Aside from the excessive verdict, which was reduced, I find nothing in the record to indicate bias, prejudice, or passion on the part of the jury. Exercising a.sound discretion, the trial court overruled the motion for á new trial because the necessity therefor on this ground was avoided by the remittitur. This court should not interfere with such discretion. Minneapolis, St. P. & S. S. M. R. Co. v. Moquin, 283 U.S. 520, 51 S.Ct. 501, 75 L.Ed. 1243, is not controlling here because, in that case, the misconduct of counsel for the plaintiff incited the passion and prejudice which affected the verdict. In the later case of Dimick v. Shiedt, 293 U.S. 474, 55 S.Ct. 296, 79 L.Ed. 603, 95 A.L.R. 1150, which recognized the authority of federal courts to deny a motion for a new trial because of an excessive verdict, if the plaintiff will remit the excess, the court says that this authority is imbedded in long practice and has plausible support in the view that what remains of the recovery was found by the jury.
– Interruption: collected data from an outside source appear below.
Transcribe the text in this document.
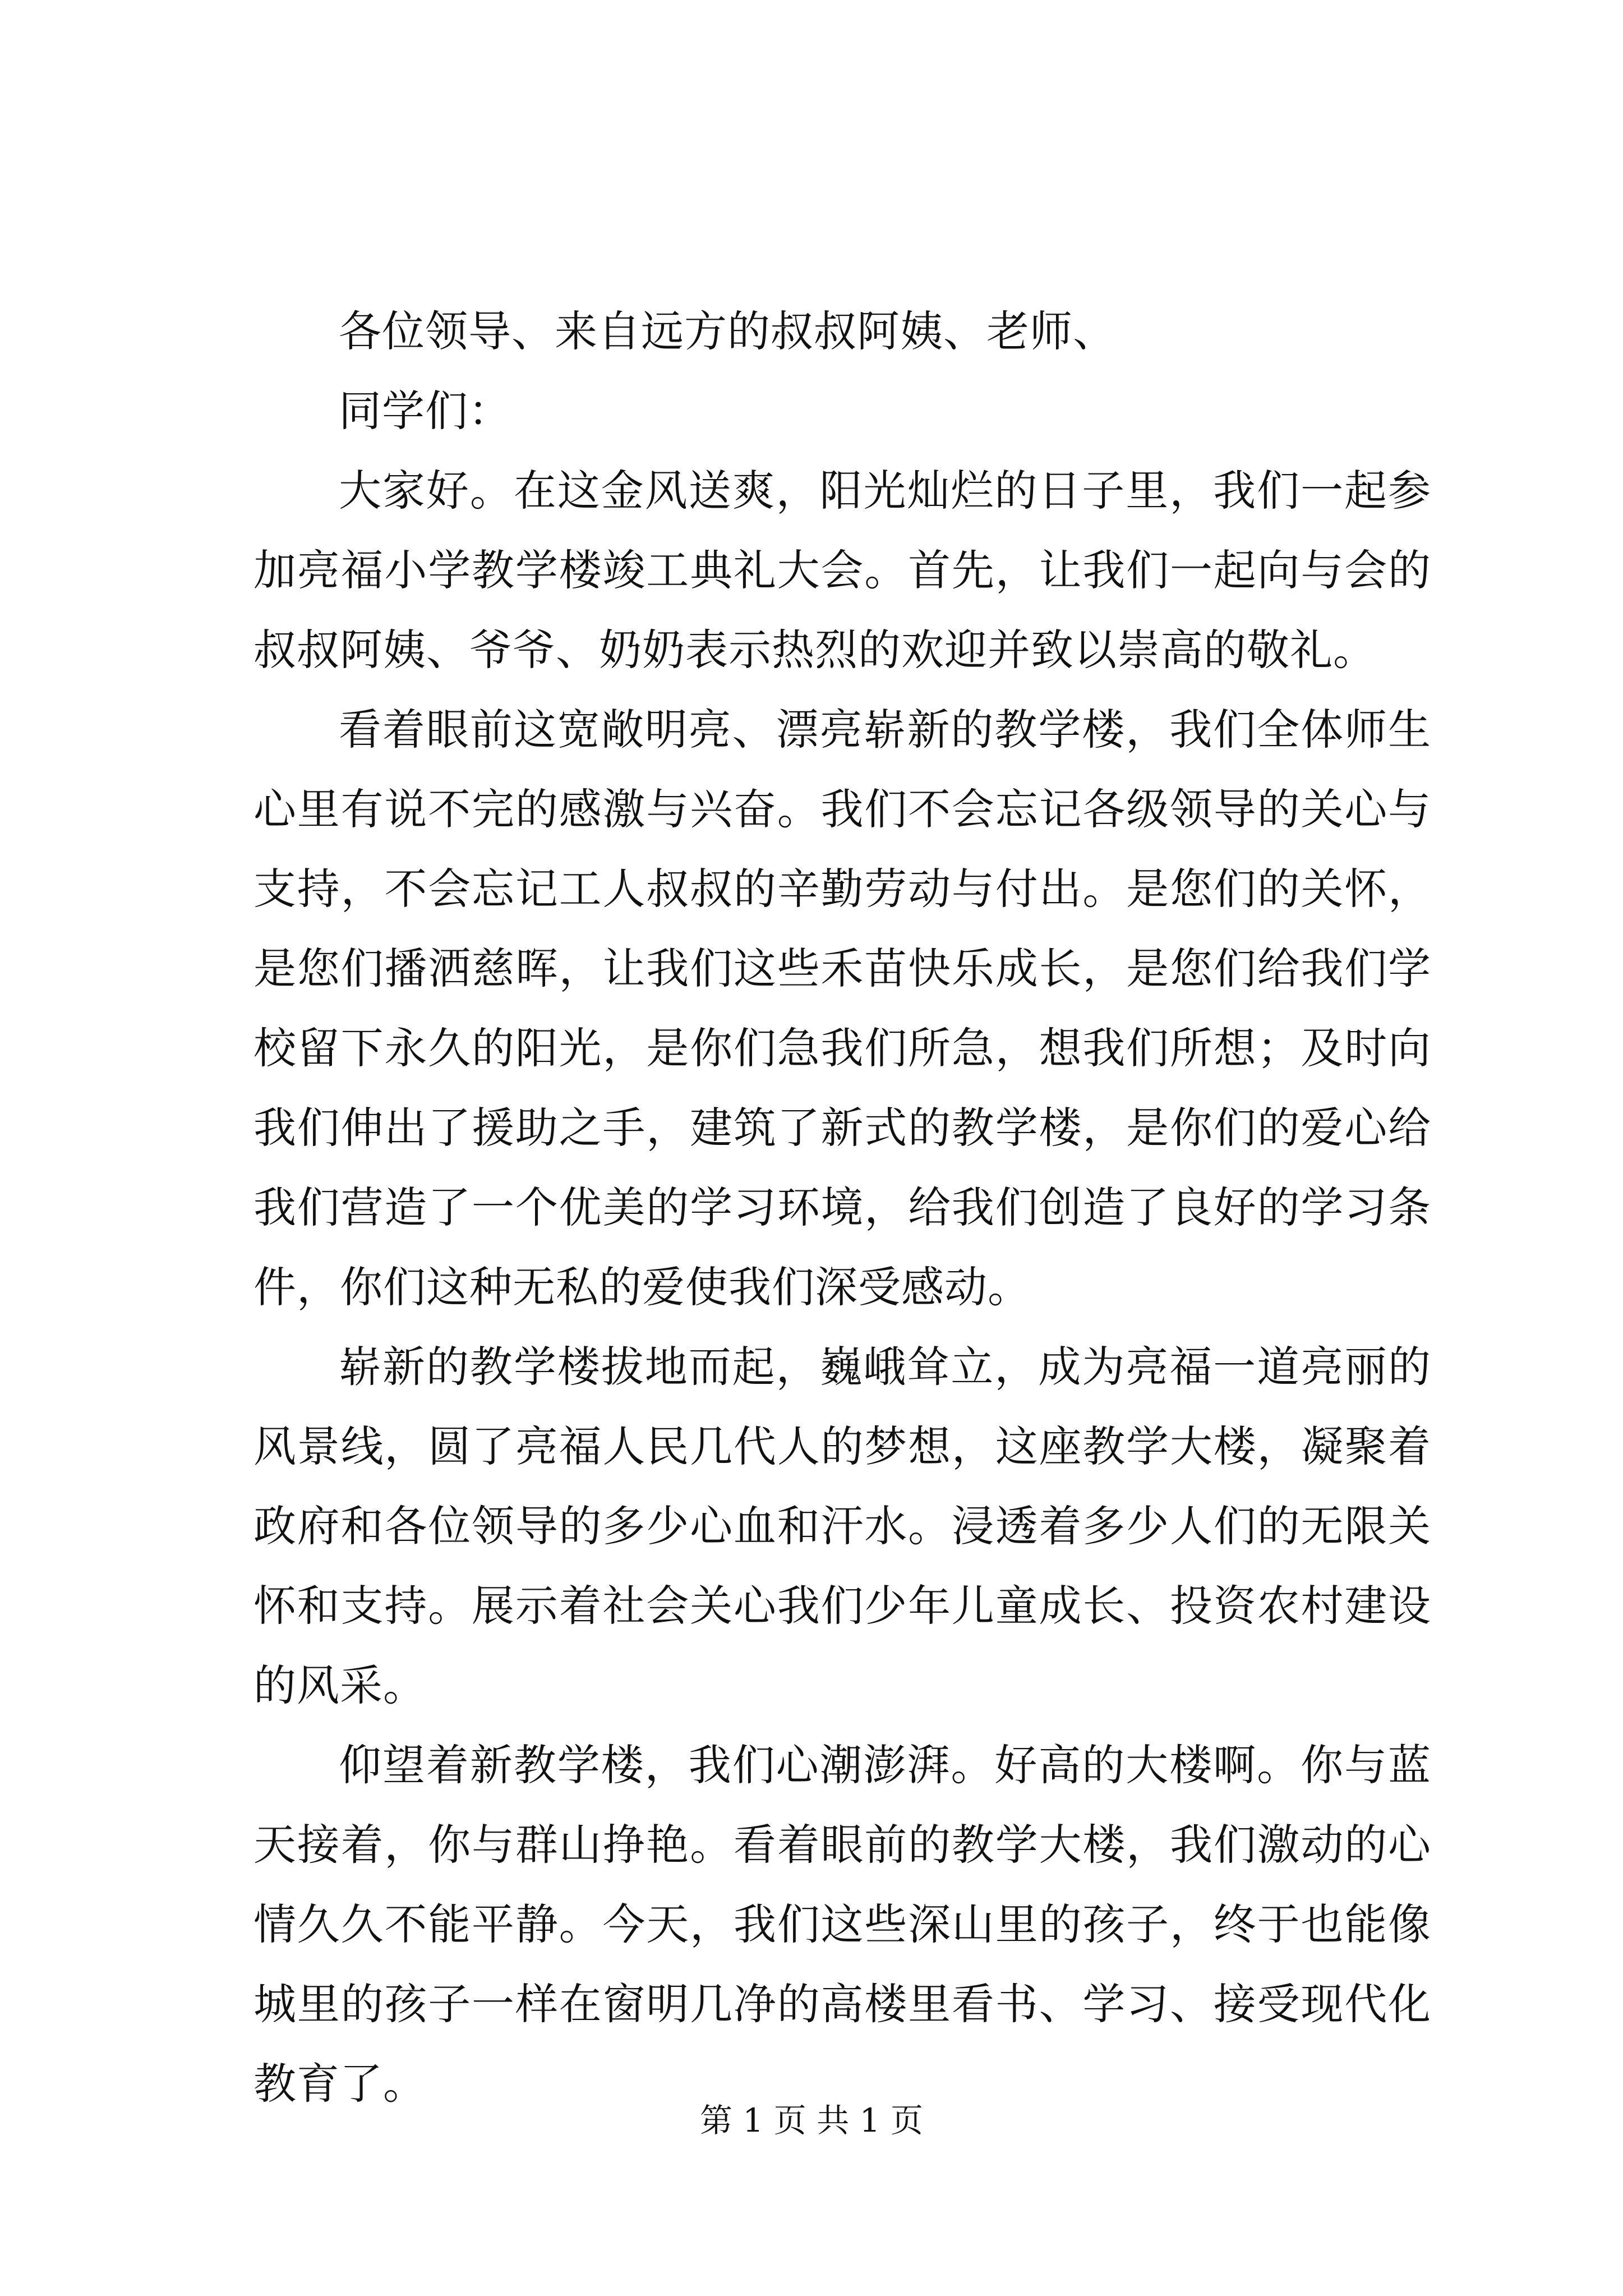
各位领导、来自远方的叔叔阿姨、老师、

同学们：

大家好。在这金风送爽，阳光灿烂的日子里，我们一起参加亮福小学教学楼竣工典礼大会。首先，让我们一起向与会的叔叔阿姨、爷爷、奶奶表示热烈的欢迎并致以崇高的敬礼。

看着眼前这宽敞明亮、漂亮崭新的教学楼，我们全体师生心里有说不完的感激与兴奋。我们不会忘记各级领导的关心与支持，不会忘记工人叔叔的辛勤劳动与付出。是您们的关怀，是您们播洒慈晖，让我们这些禾苗快乐成长，是您们给我们学校留下永久的阳光，是你们急我们所急，想我们所想；及时向我们伸出了援助之手，建筑了新式的教学楼，是你们的爱心给我们营造了一个优美的学习环境，给我们创造了良好的学习条件，你们这种无私的爱使我们深受感动。

崭新的教学楼拔地而起，巍峨耸立，成为亮福一道亮丽的风景线，圆了亮福人民几代人的梦想，这座教学大楼，凝聚着政府和各位领导的多少心血和汗水。浸透着多少人们的无限关怀和支持。展示着社会关心我们少年儿童成长、投资农村建设的风采。

仰望着新教学楼，我们心潮澎湃。好高的大楼啊。你与蓝天接着，你与群山挣艳。看着眼前的教学大楼，我们激动的心情久久不能平静。今天，我们这些深山里的孩子，终于也能像城里的孩子一样在窗明几净的高楼里看书、学习、接受现代化教育了。

第 1 页 共 1 页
I agree that the court erred in its charge upon punitive damages. The issue of ratification by the sheriff of the acts of his deputy should have been submitted to the jury. This court may notice a plain, error, in the interest of justice, even though not excepted to on the trial. I also concur in the ruling that the court did not err in refusing to hear the testimony of jurors in impeachment of their verdict.